Why sell then? The trick is to be able to evaluate the strength of the offer. For instance, Altas Copco’s initial offer of Rs2,250 per share was at a premium to market price. But the same stands revised to Rs2,750 apiece. Given the premium to the ruling market price, which commands rich valuations (MNC shares trade at one-year forward price-earnings multiples of more than 25), an existing investor would do well in tendering his shares.
Besides, if the public float is low, such as in Atlas Copco, investors may be stuck holding a small number of shares, if the firm delists.
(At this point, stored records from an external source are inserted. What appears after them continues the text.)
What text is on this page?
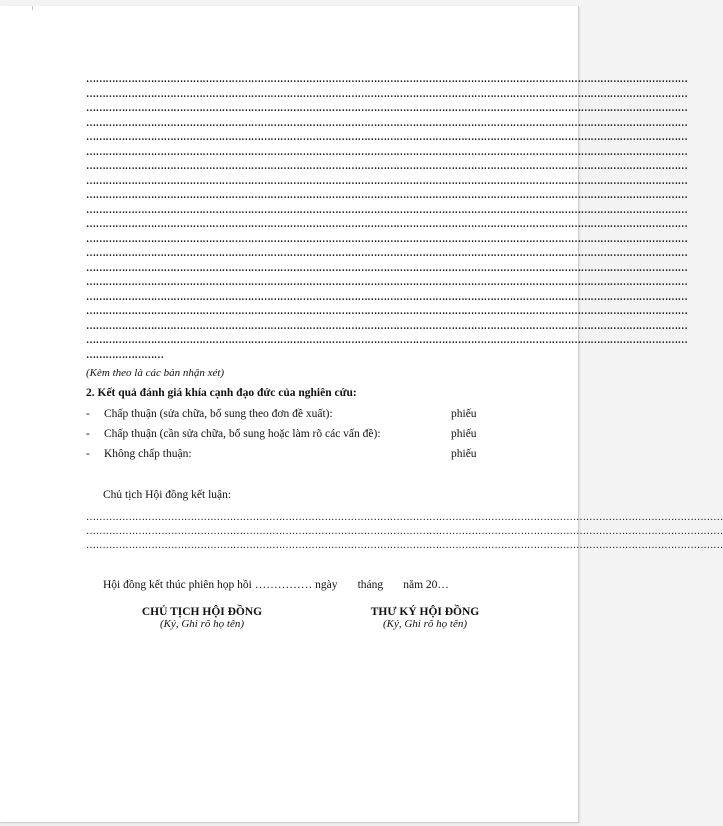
……………………………………………………………………………………………………………………………………………………………………
……………………………………………………………………………………………………………………………………………………………………
……………………………………………………………………………………………………………………………………………………………………
……………………………………………………………………………………………………………………………………………………………………
……………………………………………………………………………………………………………………………………………………………………
……………………………………………………………………………………………………………………………………………………………………
……………………………………………………………………………………………………………………………………………………………………
……………………………………………………………………………………………………………………………………………………………………
……………………………………………………………………………………………………………………………………………………………………
……………………………………………………………………………………………………………………………………………………………………
……………………………………………………………………………………………………………………………………………………………………
……………………………………………………………………………………………………………………………………………………………………
……………………………………………………………………………………………………………………………………………………………………
……………………………………………………………………………………………………………………………………………………………………
……………………………………………………………………………………………………………………………………………………………………
……………………………………………………………………………………………………………………………………………………………………
……………………………………………………………………………………………………………………………………………………………………
……………………………………………………………………………………………………………………………………………………………………
……………………………………………………………………………………………………………………………………………………………………
……………………
(Kèm theo là các bản nhận xét)
2. Kết quả đánh giá khía cạnh đạo đức của nghiên cứu:
- Chấp thuận (sửa chữa, bổ sung theo đơn đề xuất):	phiếu
- Chấp thuận (cần sửa chữa, bổ sung hoặc làm rõ các vấn đề):	phiếu
- Không chấp thuận:	phiếu
Chủ tịch Hội đồng kết luận:
……………………………………………………………………………………………………………………………………………………………………………
……………………………………………………………………………………………………………………………………………………………………………
……………………………………………………………………………………………………………………………………………………………………………
Hội đồng kết thúc phiên họp hồi …………… ngày       tháng       năm 20…
CHỦ TỊCH HỘI ĐỒNG
(Ký, Ghi rõ họ tên)
THƯ KÝ HỘI ĐỒNG
(Ký, Ghi rõ họ tên)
Current Securities and Exchange Board of India norms permit companies to delist if the promoter holding is more than 90%. According to Dhirendra Tiwary, assistant vice-president at Motilal Oswal Securities Ltd, “Foreign firms are aligning to their global holding structure wherein subsidiaries are not often listed in their respective countries.” They may delist here, too.
The trend is not new. In 2000, Philips India Ltd made an open offer at a hefty 45% premium to the ruling market price and subsequently delisted. Several years later, the firm made another offer for those who held on.
But Lady Luck does not always smile on the minority lot. Share prices, which surge during the open offer, sometimes plunge later. Low-trading volumes or even delisting may make exits tough for the retail investor. Bosch Ltd (in the auto component segment) is one such example. The company made three buy-backs, and thereafter, between April 2000 and January 2002, its share price fell from Rs4,200 to Rs3,800, and then to Rs2,500.
Analysts reckon the capital goods sector is now at the inflection point. Says John Perinchery, analyst at Angel Securities Ltd, “A 100% subsidiary allows for minimum disclosures on new technology and products, ensuring their focus on the core business and greater share in profits after huge expenses incurred on research and development.” It’s a reversal of the 1970s era, when Indian foreign exchange regulations made listing of foreign subsidiaries in India mandatory.
Also, at the moment, most firms are sitting pretty on huge piles of cash, and may like to reward shareholders. Siemens for example, has around €15 billion (Rs95,700 crore) in cash. An existing investor can use this opportunity to cash out.